On foreign relations, Medvedev has been mindful to avoid appearing weaker than Putin. Putin talked of a "multipolar world." But it was on Medvedev's watch that Russia took international law into its own hands as Russian tanks went rolling into South Ossetia and Abkhazia. The Kremlin then implicitly reasserted Russia's imperial right to make—and swallow—nations by recognizing the breakaway Georgian Republics. In the aftermath of the war, Medvedev went a step further, suggesting that the ground rules of international diplomacy should be shifted to recognize Russia's "privileged interests" in countries where NATO's interference was definitely not welcome. Russia's "historical and cultural ties" to various countries along its borders "and beyond" should be recognized, he suggested—a clear assertion of the old Soviet principle of Moscow's sphere of influence. "We are not trying to rebuild the Soviet Union," explains pro-Kremlin Duma deputy Sergei Markov. "But Russia, as a great empire, should be surrounded with friends."
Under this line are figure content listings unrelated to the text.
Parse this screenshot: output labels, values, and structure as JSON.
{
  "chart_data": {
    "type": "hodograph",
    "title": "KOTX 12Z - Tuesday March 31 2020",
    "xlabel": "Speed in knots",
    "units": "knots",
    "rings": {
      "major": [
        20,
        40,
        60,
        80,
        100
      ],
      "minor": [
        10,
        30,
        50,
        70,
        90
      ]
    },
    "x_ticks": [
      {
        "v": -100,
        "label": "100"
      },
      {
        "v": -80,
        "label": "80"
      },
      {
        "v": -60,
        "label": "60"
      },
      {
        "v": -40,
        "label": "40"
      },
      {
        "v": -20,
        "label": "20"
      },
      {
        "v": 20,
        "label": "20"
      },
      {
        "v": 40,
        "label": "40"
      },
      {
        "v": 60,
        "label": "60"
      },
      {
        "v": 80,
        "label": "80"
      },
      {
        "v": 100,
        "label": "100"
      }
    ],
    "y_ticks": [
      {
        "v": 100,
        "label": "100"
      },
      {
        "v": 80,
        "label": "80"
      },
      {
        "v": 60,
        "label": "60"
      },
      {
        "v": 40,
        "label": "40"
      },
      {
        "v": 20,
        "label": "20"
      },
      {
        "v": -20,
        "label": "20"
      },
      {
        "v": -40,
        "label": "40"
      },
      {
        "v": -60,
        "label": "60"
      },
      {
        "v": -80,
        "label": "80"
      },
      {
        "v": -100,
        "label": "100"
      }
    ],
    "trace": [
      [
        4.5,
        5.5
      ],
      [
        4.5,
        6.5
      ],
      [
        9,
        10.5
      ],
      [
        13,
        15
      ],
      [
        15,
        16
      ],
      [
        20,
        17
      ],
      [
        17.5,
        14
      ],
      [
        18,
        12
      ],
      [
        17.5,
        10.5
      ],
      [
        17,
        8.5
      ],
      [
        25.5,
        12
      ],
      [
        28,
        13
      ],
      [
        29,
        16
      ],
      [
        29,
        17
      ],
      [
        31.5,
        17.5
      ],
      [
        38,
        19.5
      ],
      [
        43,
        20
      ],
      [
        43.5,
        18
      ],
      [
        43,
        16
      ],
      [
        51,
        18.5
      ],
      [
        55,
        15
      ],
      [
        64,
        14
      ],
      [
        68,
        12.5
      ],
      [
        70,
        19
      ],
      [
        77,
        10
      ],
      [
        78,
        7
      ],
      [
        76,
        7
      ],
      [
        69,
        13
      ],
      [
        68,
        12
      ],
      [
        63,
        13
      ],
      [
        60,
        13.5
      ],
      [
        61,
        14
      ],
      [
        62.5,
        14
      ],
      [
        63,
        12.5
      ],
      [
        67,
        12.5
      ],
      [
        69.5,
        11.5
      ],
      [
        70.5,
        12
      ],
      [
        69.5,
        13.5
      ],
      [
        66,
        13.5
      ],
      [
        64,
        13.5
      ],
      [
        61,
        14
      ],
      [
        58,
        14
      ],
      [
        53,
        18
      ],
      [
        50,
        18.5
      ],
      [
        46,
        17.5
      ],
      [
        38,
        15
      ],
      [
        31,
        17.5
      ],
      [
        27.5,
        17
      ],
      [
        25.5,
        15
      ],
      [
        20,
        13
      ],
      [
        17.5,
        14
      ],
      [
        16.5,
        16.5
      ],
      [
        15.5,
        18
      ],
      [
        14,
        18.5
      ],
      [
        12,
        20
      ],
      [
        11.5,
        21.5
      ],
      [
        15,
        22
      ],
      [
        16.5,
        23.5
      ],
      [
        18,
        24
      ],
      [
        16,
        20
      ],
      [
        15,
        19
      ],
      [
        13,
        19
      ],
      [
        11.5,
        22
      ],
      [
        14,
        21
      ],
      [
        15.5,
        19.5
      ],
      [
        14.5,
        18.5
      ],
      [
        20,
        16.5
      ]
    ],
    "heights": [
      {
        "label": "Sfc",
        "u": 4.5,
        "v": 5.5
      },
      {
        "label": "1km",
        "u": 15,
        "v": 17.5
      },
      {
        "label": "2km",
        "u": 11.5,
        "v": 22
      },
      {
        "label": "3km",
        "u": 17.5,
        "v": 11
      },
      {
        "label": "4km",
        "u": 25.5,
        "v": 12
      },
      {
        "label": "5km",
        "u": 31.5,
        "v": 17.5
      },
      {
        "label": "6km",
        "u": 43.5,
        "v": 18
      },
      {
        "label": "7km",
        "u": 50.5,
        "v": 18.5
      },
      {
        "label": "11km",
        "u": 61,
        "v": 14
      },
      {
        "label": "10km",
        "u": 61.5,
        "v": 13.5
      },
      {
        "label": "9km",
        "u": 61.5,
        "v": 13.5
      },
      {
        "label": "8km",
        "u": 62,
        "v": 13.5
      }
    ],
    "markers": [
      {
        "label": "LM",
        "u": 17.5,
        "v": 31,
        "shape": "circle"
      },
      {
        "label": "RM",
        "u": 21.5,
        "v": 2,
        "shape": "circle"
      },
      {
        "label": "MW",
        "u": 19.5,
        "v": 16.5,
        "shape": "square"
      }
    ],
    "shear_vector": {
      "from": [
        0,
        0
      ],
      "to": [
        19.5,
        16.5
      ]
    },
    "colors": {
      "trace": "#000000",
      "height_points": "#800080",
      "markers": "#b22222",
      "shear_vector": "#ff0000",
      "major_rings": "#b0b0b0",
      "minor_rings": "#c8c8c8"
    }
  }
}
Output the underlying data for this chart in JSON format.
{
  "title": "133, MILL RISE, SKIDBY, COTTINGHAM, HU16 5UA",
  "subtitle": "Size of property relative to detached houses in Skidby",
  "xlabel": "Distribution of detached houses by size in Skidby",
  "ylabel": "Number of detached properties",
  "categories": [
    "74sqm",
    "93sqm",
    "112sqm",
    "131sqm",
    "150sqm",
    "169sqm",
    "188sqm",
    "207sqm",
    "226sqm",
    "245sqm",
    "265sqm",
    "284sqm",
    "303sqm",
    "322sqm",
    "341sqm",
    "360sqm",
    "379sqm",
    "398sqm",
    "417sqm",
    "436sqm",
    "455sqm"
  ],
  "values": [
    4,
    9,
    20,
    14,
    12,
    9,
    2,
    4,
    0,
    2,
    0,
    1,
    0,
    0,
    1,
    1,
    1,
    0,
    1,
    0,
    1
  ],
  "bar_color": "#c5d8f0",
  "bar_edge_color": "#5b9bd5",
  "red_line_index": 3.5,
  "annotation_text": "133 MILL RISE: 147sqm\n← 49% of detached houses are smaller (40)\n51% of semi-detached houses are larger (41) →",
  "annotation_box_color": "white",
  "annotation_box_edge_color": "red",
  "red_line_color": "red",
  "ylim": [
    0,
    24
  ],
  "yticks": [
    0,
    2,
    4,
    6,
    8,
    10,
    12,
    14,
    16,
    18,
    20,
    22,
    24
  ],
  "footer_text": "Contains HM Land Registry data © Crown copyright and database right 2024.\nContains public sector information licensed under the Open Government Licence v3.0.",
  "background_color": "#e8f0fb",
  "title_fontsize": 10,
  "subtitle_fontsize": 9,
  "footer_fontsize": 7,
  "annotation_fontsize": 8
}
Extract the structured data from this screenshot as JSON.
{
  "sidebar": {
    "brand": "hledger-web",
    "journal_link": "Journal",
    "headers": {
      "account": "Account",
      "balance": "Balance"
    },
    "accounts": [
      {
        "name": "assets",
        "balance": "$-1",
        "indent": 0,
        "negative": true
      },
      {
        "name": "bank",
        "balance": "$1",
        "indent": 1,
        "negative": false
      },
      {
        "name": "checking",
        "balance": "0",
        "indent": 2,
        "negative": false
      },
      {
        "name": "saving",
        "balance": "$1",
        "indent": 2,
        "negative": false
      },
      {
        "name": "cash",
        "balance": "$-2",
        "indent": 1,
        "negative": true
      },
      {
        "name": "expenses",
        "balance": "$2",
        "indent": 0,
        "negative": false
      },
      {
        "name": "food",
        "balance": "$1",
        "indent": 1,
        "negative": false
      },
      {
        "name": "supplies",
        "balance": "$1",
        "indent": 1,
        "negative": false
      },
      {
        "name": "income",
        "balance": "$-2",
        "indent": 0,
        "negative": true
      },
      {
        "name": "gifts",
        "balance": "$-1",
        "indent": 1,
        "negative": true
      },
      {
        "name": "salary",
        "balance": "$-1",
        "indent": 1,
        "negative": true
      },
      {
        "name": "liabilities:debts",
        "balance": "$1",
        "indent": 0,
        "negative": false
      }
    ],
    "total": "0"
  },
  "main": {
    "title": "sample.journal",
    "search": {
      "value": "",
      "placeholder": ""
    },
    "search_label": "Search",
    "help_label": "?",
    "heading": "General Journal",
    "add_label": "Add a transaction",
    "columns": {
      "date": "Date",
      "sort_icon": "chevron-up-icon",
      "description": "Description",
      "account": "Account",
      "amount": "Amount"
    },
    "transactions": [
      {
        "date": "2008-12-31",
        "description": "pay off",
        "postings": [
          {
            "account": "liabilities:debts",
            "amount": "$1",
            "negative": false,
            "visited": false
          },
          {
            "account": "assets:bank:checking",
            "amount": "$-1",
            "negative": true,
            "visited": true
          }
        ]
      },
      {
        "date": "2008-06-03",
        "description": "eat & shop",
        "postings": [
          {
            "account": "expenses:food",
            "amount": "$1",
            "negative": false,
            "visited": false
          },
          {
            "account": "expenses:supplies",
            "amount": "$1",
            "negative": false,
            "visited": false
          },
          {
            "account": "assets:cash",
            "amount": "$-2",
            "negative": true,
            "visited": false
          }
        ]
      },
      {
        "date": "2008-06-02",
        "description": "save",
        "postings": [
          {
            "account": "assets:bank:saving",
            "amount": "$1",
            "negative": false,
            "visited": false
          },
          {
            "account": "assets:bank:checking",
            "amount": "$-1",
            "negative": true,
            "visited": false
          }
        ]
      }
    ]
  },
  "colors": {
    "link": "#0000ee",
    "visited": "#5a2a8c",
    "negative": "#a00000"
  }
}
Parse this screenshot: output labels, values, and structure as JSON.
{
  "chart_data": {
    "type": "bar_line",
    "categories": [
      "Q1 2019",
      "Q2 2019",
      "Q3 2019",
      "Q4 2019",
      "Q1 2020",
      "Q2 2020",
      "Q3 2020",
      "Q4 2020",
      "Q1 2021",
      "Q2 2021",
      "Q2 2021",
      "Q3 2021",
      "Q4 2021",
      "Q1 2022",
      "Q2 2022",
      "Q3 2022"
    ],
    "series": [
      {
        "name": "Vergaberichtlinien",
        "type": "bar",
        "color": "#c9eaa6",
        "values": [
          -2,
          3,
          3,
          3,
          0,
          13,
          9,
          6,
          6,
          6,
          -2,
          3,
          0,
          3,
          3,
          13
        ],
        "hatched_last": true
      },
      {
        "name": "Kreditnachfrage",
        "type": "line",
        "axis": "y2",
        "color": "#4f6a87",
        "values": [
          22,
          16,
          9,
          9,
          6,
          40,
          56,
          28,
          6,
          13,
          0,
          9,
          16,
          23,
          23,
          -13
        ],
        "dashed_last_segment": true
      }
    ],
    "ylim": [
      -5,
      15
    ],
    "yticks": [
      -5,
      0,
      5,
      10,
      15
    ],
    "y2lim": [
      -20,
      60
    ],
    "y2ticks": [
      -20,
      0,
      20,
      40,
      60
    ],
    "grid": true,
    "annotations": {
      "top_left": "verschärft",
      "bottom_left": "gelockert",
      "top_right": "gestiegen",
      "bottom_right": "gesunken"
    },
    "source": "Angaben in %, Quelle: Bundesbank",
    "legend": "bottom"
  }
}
Still, for all the big talk, it's far from clear if any of Medvedev's grand strategic goals can be achieved. With enormous resentment and mistrust of the West, Medvedev has few models to look to in his attempt to fulfill his economic goals. So he has reverted to an almost Soviet-style strategy of policymaking: announcing ambitious plans to reform and then seeming to believe they will be accomplished by fiat, rather than through the difficult and often cumbersome task of building coalitions, negotiating and managing the entrenched interests that seek to thwart reform. Medvedev, in short, has talked a good game, but there has been little concrete follow-up.